One question that may arise has to do with defining your “own occupation.”  Vocational experts often use a publication called the “Directory of Occupational Titles” (D.O.T.), which is produced by the U.S. Department of Labor.  The D.O.T. describes “every” job that exists in the national economy and identifies its exertional level (how much lifting, standing, etc.) and its skill level (unskilled, semi-skilled or skilled).

The problem, obviously, is that many people perform jobs that are a combination of D.O.T. categories.  In addition, the D.O.T. definition may not be accurate for your particular job.  For example, the D.O.T. may identify your job as light (lifting 10 lbs. frequently and 15 lbs. occasionally), but in reality, you may lift 50 lbs. occasionally.

An issue I sometimes must address in an “own occupation” claim, therefore, is whether my client is disabled from his specific job when the actual job is different from what the D.O.T. computer program shows.

Any Occupation Issues

A similar issue arises when I argue for disability based on an “any occupation” definition.  For example, your policy may provide for LTD benefits for two years if you are disabled from your own occupation, but after two years, you must be disabled from “any occupation.”

Under the D.O.T., the “easiest” jobs that exist in the national economy include such things as surveillance system monitor, hand packer, foil wrapper, and garment inspector.  By definition, these jobs are sedentary (sit down), low stress, non-production oriented, and require little in terms of training or physical exertion.

In theory, therefore, if the “transferrable skills analysis” (done by computer) shows that you have the capacity for one of these low stress, easy jobs,  you are not disabled.  You can see how a broad view of “any occupation” gives the insurance company free rein to cancel benefits once you fall into the “any occupation” definition category.

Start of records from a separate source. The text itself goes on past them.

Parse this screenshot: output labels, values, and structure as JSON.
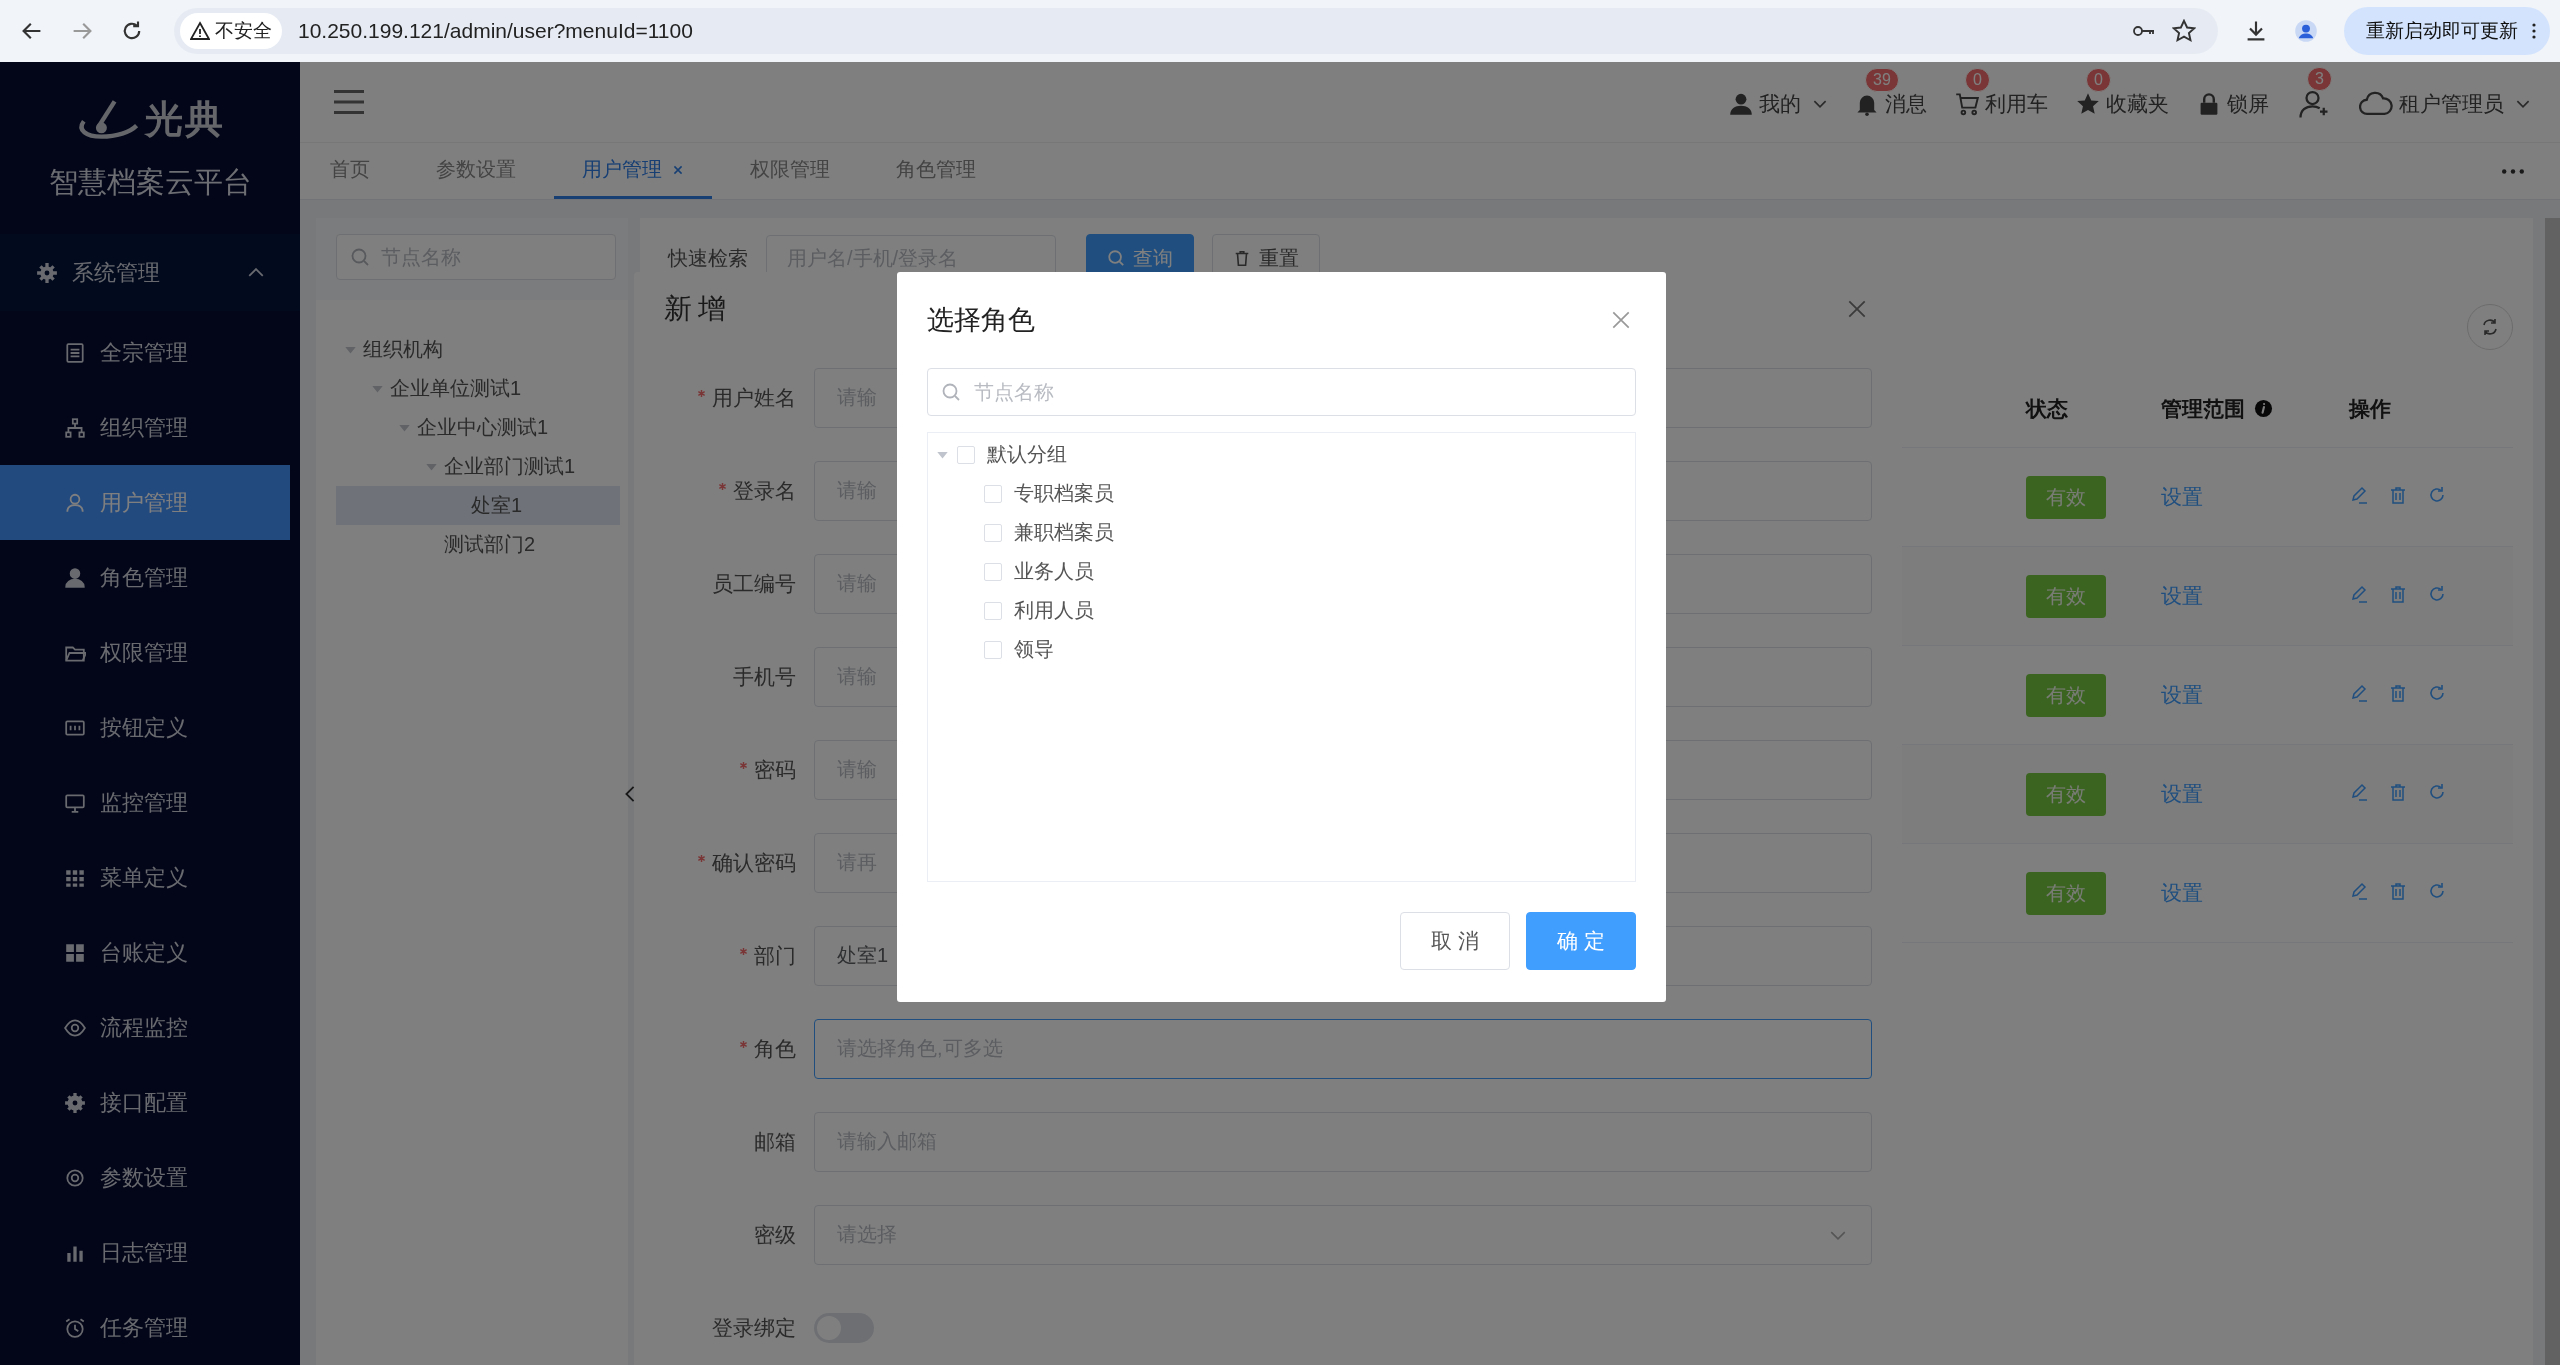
{
  "browser": {
    "security": "不安全",
    "url": "10.250.199.121/admin/user?menuId=1100",
    "update_button": "重新启动即可更新"
  },
  "logo": {
    "brand": "光典",
    "subtitle": "智慧档案云平台"
  },
  "sidebar": {
    "group": {
      "label": "系统管理",
      "expanded": true
    },
    "items": [
      {
        "label": "全宗管理",
        "selected": false
      },
      {
        "label": "组织管理",
        "selected": false
      },
      {
        "label": "用户管理",
        "selected": true
      },
      {
        "label": "角色管理",
        "selected": false
      },
      {
        "label": "权限管理",
        "selected": false
      },
      {
        "label": "按钮定义",
        "selected": false
      },
      {
        "label": "监控管理",
        "selected": false
      },
      {
        "label": "菜单定义",
        "selected": false
      },
      {
        "label": "台账定义",
        "selected": false
      },
      {
        "label": "流程监控",
        "selected": false
      },
      {
        "label": "接口配置",
        "selected": false
      },
      {
        "label": "参数设置",
        "selected": false
      },
      {
        "label": "日志管理",
        "selected": false
      },
      {
        "label": "任务管理",
        "selected": false
      }
    ]
  },
  "header": {
    "items": [
      {
        "label": "我的",
        "dropdown": true
      },
      {
        "label": "消息",
        "badge": "39",
        "dropdown": false
      },
      {
        "label": "利用车",
        "badge": "0",
        "dropdown": false
      },
      {
        "label": "收藏夹",
        "badge": "0",
        "dropdown": false
      },
      {
        "label": "锁屏",
        "dropdown": false
      },
      {
        "badge": "3",
        "dropdown": false
      },
      {
        "label": "租户管理员",
        "dropdown": true
      }
    ]
  },
  "tabs": [
    {
      "label": "首页",
      "selected": false,
      "closable": false
    },
    {
      "label": "参数设置",
      "selected": false,
      "closable": false
    },
    {
      "label": "用户管理",
      "selected": true,
      "closable": true
    },
    {
      "label": "权限管理",
      "selected": false,
      "closable": false
    },
    {
      "label": "角色管理",
      "selected": false,
      "closable": false
    }
  ],
  "tree": {
    "search_placeholder": "节点名称",
    "nodes": [
      {
        "label": "组织机构",
        "expanded": true,
        "selected": false,
        "children": [
          {
            "label": "企业单位测试1",
            "expanded": true,
            "selected": false,
            "children": [
              {
                "label": "企业中心测试1",
                "expanded": true,
                "selected": false,
                "children": [
                  {
                    "label": "企业部门测试1",
                    "expanded": true,
                    "selected": false,
                    "children": [
                      {
                        "label": "处室1",
                        "selected": true
                      }
                    ]
                  },
                  {
                    "label": "测试部门2",
                    "selected": false
                  }
                ]
              }
            ]
          }
        ]
      }
    ]
  },
  "quick_search": {
    "label": "快速检索",
    "placeholder": "用户名/手机/登录名",
    "buttons": [
      "查询",
      "重置"
    ]
  },
  "table": {
    "columns": [
      "状态",
      "管理范围",
      "操作"
    ],
    "rows": [
      {
        "status": "有效",
        "scope": "设置"
      },
      {
        "status": "有效",
        "scope": "设置"
      },
      {
        "status": "有效",
        "scope": "设置"
      },
      {
        "status": "有效",
        "scope": "设置"
      },
      {
        "status": "有效",
        "scope": "设置"
      }
    ]
  },
  "drawer": {
    "title": "新增",
    "fields": [
      {
        "kind": "input",
        "label": "用户姓名",
        "required": true,
        "focused": false,
        "placeholder": "请输"
      },
      {
        "kind": "input",
        "label": "登录名",
        "required": true,
        "focused": false,
        "placeholder": "请输"
      },
      {
        "kind": "input",
        "label": "员工编号",
        "required": false,
        "focused": false,
        "placeholder": "请输"
      },
      {
        "kind": "input",
        "label": "手机号",
        "required": false,
        "focused": false,
        "placeholder": "请输"
      },
      {
        "kind": "input",
        "label": "密码",
        "required": true,
        "focused": false,
        "placeholder": "请输"
      },
      {
        "kind": "input",
        "label": "确认密码",
        "required": true,
        "focused": false,
        "placeholder": "请再"
      },
      {
        "kind": "input",
        "label": "部门",
        "required": true,
        "focused": false,
        "value": "处室1"
      },
      {
        "kind": "input",
        "label": "角色",
        "required": true,
        "focused": true,
        "placeholder": "请选择角色,可多选"
      },
      {
        "kind": "input",
        "label": "邮箱",
        "required": false,
        "focused": false,
        "placeholder": "请输入邮箱"
      },
      {
        "kind": "select",
        "label": "密级",
        "required": false,
        "focused": false,
        "placeholder": "请选择"
      },
      {
        "kind": "switch",
        "label": "登录绑定",
        "required": false,
        "focused": false,
        "on": false
      }
    ]
  },
  "modal": {
    "title": "选择角色",
    "search_placeholder": "节点名称",
    "tree": [
      {
        "label": "默认分组",
        "expanded": true,
        "checked": false,
        "children": [
          {
            "label": "专职档案员",
            "checked": false
          },
          {
            "label": "兼职档案员",
            "checked": false
          },
          {
            "label": "业务人员",
            "checked": false
          },
          {
            "label": "利用人员",
            "checked": false
          },
          {
            "label": "领导",
            "checked": false
          }
        ]
      }
    ],
    "buttons": [
      {
        "label": "取 消",
        "kind": "secondary"
      },
      {
        "label": "确 定",
        "kind": "primary"
      }
    ]
  }
}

Fortunately, the Courts have ruled that insurance companies must take into account the circumstances of your life, your age, educational background and even the number of these easy jobs near where you live.  Still, you can see how the paper trail of “independent medical exams” and “transferrable skills analysis” can be used against you.

Standard of Review Issues

Arbitrary/capricious: because the insurance company has disclosed to you that it has the power to interpret your policy and decide claims, its findings regarding what constitutes your “own occupation” will not be disturbed unless “arbitrary and capricious” - and as noted above, it is very difficult to prove abuse of discretion if the insurance company covers its tracks with transferrable skills analyses.

De Novo - in a de novo review, there are many ways to challenge the correctness of the insurance company’s decisions about “own occupation” and “any occupation.”  For example, many insurance companies rely on computer generated vocational evaluations.  These computerized evaluations can be challenged as the data base used may not be accurate. The D.O.T. has not been comprehensively updated since 1977.  A computer generated job description and computer generated transferrable skills analysis using 1977 era data may be completely inaccurate. In such cases a personalized job analysis by a vocational expert consultant who considers both the D.O.T. and updated statistical and personally observed job data may generate superior evidence that can win a case.

Again, however, this more accurate evidence would only be available in a de novo review.  Since the D.O.T. is still the officially recognized printed authority for the Department of Labor and the Social Security Administration, your insurance company’s use of the D.O.T., even if the results are outdated and incorrect, does not demonstrate “arbitrary and capricious” behavior.